Most strains of influenza have already evolved resistance to the first two flu drugs – amantadine and rimantadine. There are two newer drugs on the market – a pill called Tamiflu and an inhaled powder called Relenza. But there are strains of flu that already elude the effects of Tamiflu.

There’s a third drug, called peramivir, but it’s not widely used. And viruses can evolve resistance to that drug, too.  It’s the same problem that plagues antibiotics, the drugs used to fight bacterial infections. So-called “superbugs” have evolved that can resist the effects of many different drugs.

Health experts are keen for an antiviral drug that will work no matter how the virus mutates. One way to do this is to affect the immune response of the patient.

The new drug, called Eritoran, was originally developed by the Japanese drug company Eisai Co. to fight sepsis. Doctors believe sepsis is a form of immune system overreaction that can kill after an infection or injury.  Eritoran was shown to be safe in people, but it didn’t work well against sepsis.

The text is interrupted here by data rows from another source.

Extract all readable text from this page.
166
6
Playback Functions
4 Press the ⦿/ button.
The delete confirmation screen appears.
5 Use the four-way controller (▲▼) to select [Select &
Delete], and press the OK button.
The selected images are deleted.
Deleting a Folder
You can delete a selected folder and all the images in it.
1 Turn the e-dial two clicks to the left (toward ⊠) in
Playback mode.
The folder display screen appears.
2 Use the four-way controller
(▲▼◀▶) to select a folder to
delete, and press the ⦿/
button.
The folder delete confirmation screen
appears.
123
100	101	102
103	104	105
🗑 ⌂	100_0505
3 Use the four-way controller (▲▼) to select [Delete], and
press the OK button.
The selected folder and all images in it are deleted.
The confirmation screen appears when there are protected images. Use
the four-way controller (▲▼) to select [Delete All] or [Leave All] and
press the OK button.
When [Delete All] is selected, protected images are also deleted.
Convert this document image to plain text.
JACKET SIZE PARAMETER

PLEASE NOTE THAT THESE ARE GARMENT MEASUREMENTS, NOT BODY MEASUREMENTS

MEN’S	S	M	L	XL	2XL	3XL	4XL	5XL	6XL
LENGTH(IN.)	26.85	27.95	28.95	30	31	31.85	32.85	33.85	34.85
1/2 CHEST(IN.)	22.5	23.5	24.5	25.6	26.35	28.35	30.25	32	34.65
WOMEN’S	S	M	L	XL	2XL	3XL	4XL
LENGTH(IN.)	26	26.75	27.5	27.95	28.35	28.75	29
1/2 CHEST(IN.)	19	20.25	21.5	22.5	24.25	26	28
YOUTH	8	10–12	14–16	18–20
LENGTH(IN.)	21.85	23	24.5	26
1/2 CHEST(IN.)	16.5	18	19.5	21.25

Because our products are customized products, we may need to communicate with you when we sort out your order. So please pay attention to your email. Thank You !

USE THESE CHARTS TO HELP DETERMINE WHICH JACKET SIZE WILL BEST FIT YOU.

Vogel’s team had noticed that the drug worked against a particular part of immune system cells called TLR4. They also knew that lab mice genetically engineered to lack TLR4 seemed particularly immune to flu. Could blocking TLR4 make people immune to flu’s effects on the immune system, too, they asked?

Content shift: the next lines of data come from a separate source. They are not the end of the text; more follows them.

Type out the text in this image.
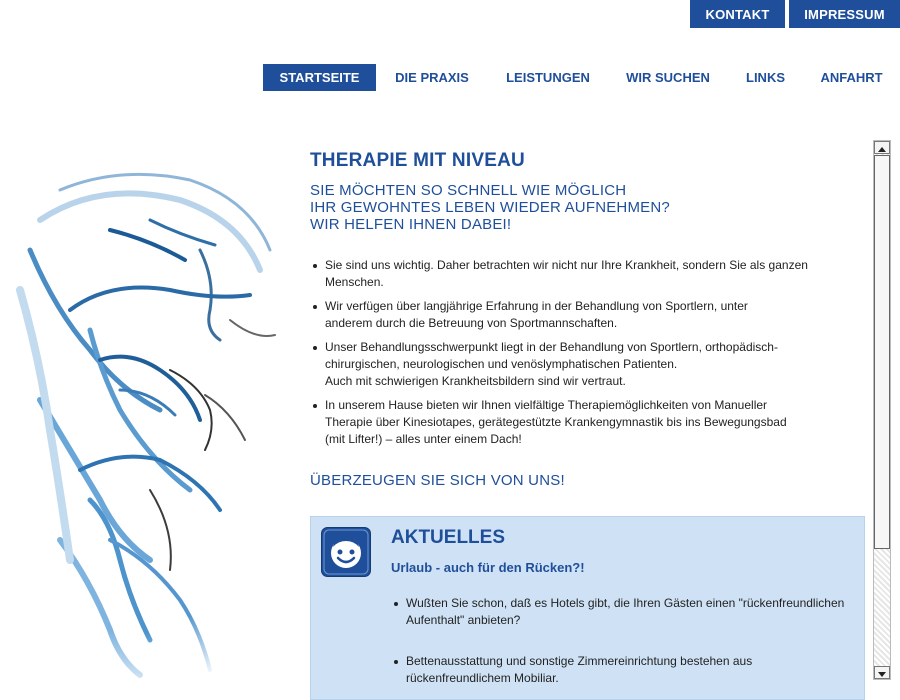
KONTAKT	IMPRESSUM
STARTSEITE	DIE PRAXIS	LEISTUNGEN	WIR SUCHEN	LINKS	ANFAHRT
THERAPIE MIT NIVEAU
SIE MÖCHTEN SO SCHNELL WIE MÖGLICH
IHR GEWOHNTES LEBEN WIEDER AUFNEHMEN?
WIR HELFEN IHNEN DABEI!
Sie sind uns wichtig. Daher betrachten wir nicht nur Ihre Krankheit, sondern Sie als ganzen
Menschen.
Wir verfügen über langjährige Erfahrung in der Behandlung von Sportlern, unter
anderem durch die Betreuung von Sportmannschaften.
Unser Behandlungsschwerpunkt liegt in der Behandlung von Sportlern, orthopädisch-
chirurgischen, neurologischen und venöslymphatischen Patienten.
Auch mit schwierigen Krankheitsbildern sind wir vertraut.
In unserem Hause bieten wir Ihnen vielfältige Therapiemöglichkeiten von Manueller
Therapie über Kinesiotapes, gerätegestützte Krankengymnastik bis ins Bewegungsbad
(mit Lifter!) – alles unter einem Dach!
ÜBERZEUGEN SIE SICH VON UNS!
AKTUELLES
Urlaub - auch für den Rücken?!
Wußten Sie schon, daß es Hotels gibt, die Ihren Gästen einen "rückenfreundlichen
Aufenthalt" anbieten?
Bettenausstattung und sonstige Zimmereinrichtung bestehen aus
rückenfreundlichem Mobiliar.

It did. Tests in a second rodent called a cotton rat showed this, too. Vogel’s team wants to do further tests but they hope this may provide a new and better way to treat influenza.

Flu usually doesn’t kill people, of course. It just causes unpleasant symptoms such as fever, cough and muscle aches. But it can cause pneumonia and in some people, including perfectly healthy young people, it can cause an immune system overreaction called a cytokine storm. Vogel calls it a cytokine avalanche.

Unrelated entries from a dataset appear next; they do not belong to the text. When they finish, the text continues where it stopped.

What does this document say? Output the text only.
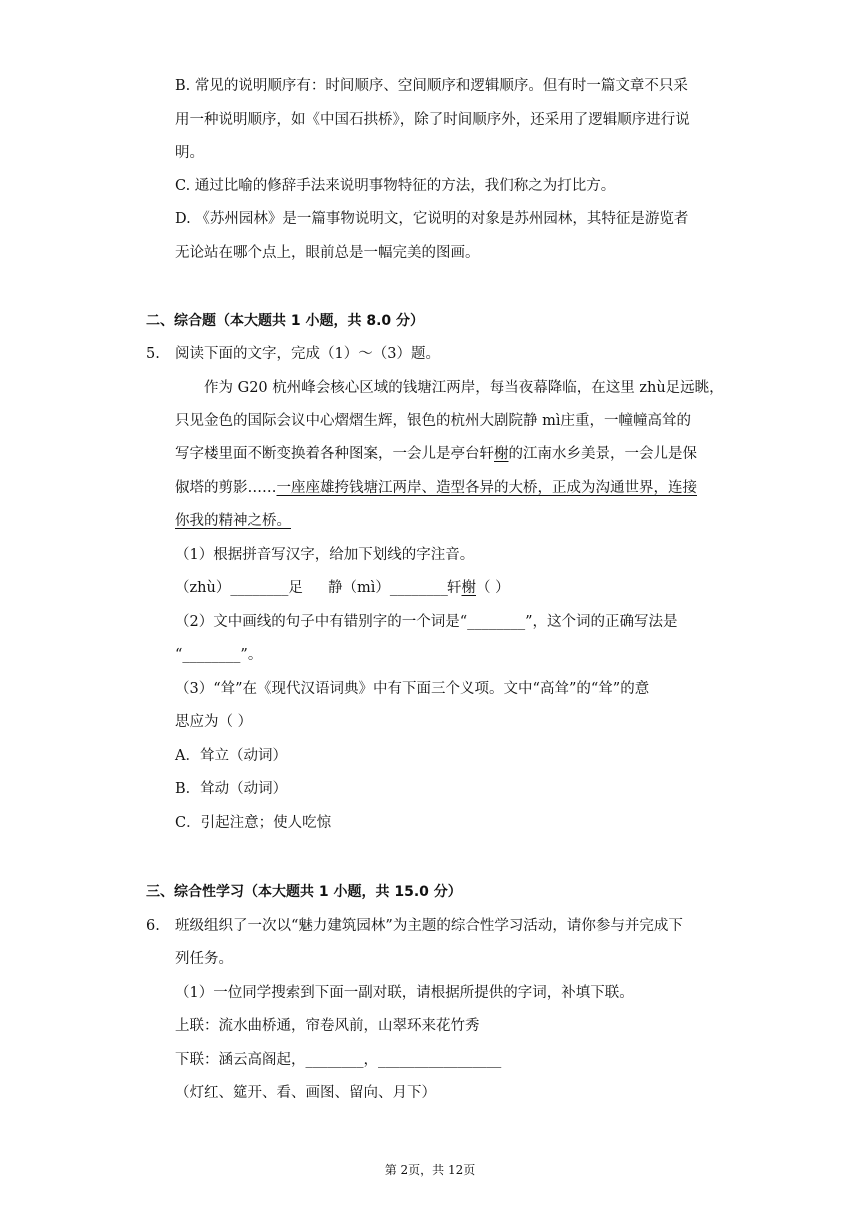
B. 常见的说明顺序有：时间顺序、空间顺序和逻辑顺序。但有时一篇文章不只采
用一种说明顺序，如《中国石拱桥》，除了时间顺序外，还采用了逻辑顺序进行说
明。
C. 通过比喻的修辞手法来说明事物特征的方法，我们称之为打比方。
D. 《苏州园林》是一篇事物说明文，它说明的对象是苏州园林，其特征是游览者
无论站在哪个点上，眼前总是一幅完美的图画。
二、综合题（本大题共 1 小题，共 8.0 分）
5. 阅读下面的文字，完成（1）～（3）题。
作为 G20 杭州峰会核心区域的钱塘江两岸，每当夜幕降临，在这里 zhù足远眺，
只见金色的国际会议中心熠熠生辉，银色的杭州大剧院静 mì庄重，一幢幢高耸的
写字楼里面不断变换着各种图案，一会儿是亭台轩榭的江南水乡美景，一会儿是保
俶塔的剪影……一座座雄挎钱塘江两岸、造型各异的大桥，正成为沟通世界，连接
你我的精神之桥。
（1）根据拼音写汉字，给加下划线的字注音。
（zhù）________足 静（mì）________ 轩榭（ ）
（2）文中画线的句子中有错别字的一个词是“________”，这个词的正确写法是
“________”。
（3）“耸”在《现代汉语词典》中有下面三个义项。文中“高耸”的“耸”的意
思应为（ ）
A．耸立（动词）
B．耸动（动词）
C．引起注意；使人吃惊
三、综合性学习（本大题共 1 小题，共 15.0 分）
6. 班级组织了一次以“魅力建筑园林”为主题的综合性学习活动，请你参与并完成下
列任务。
（1）一位同学搜索到下面一副对联，请根据所提供的字词，补填下联。
上联：流水曲桥通，帘卷风前，山翠环来花竹秀
下联：涵云高阁起，________，_________________
（灯红、筵开、看、画图、留向、月下）
第 2页，共 12页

“You need a certain amount of imflammation to be able to fight off the attacking agent,” Vogel said. “But when the inflammation spins out of control, then you end up hurting yourself.”

Joan Nichols, a flu expert at the University of Texas Medical Branch in Galveston, says the study shows Eritoran has a lot of potential. “One of the things we need is a broad-spectrum influenza drug,” she said in telephone interview.

One of the weaknesses of Tamiflu is that it must be taken within a day or two of symptoms showing up to be effective. The new drug might work after people become seriously ill with flu. “This drug could be used to treat people who are already symptomatic,” Nichols said. “You might not see as many deaths.”

A new strain of bird flu called H7N9 avian influenza has already infected more than 120 people in China and killed 27 of them. Tamiflu seems to help, but if the new virus spread and mutated into a form that infected people more easily, it could cause a pandemic. It would take months to make a vaccine, and drugs would be the best defense until one was ready.

“This would be useful in outbreaks like the H7N9,” Nichols said. “No matter what strain of influenza you see emerge, we have got a drug that could buy us some time.”

The approach might also be useful against other viruses that also cause an immune system overreaction, such as severe acute respiratory syndrome (SARS), says John Teijaro, senior research associate at The Scripps Research Institute who specializes in studying these cytokine storms. “Aberrant immune responses have been implicated in the pathogenesis of acute respiratory viral infections including influenza, SARS and hantavirus,” he said in a statement.

SARS, a so-called coronavirus, swept around the world in 2003, infecting around 8,000 people and killing 800 before it was stopped. Health experts are keeping a wary eye on a new type of coronavirus first seen in the Middle East that has killed at least 16 people.

And, said Nichols, the drug has already gone through clinical trials to show it’s safe in people. “Say we needed it tomorrow. They could probably push this,” she said.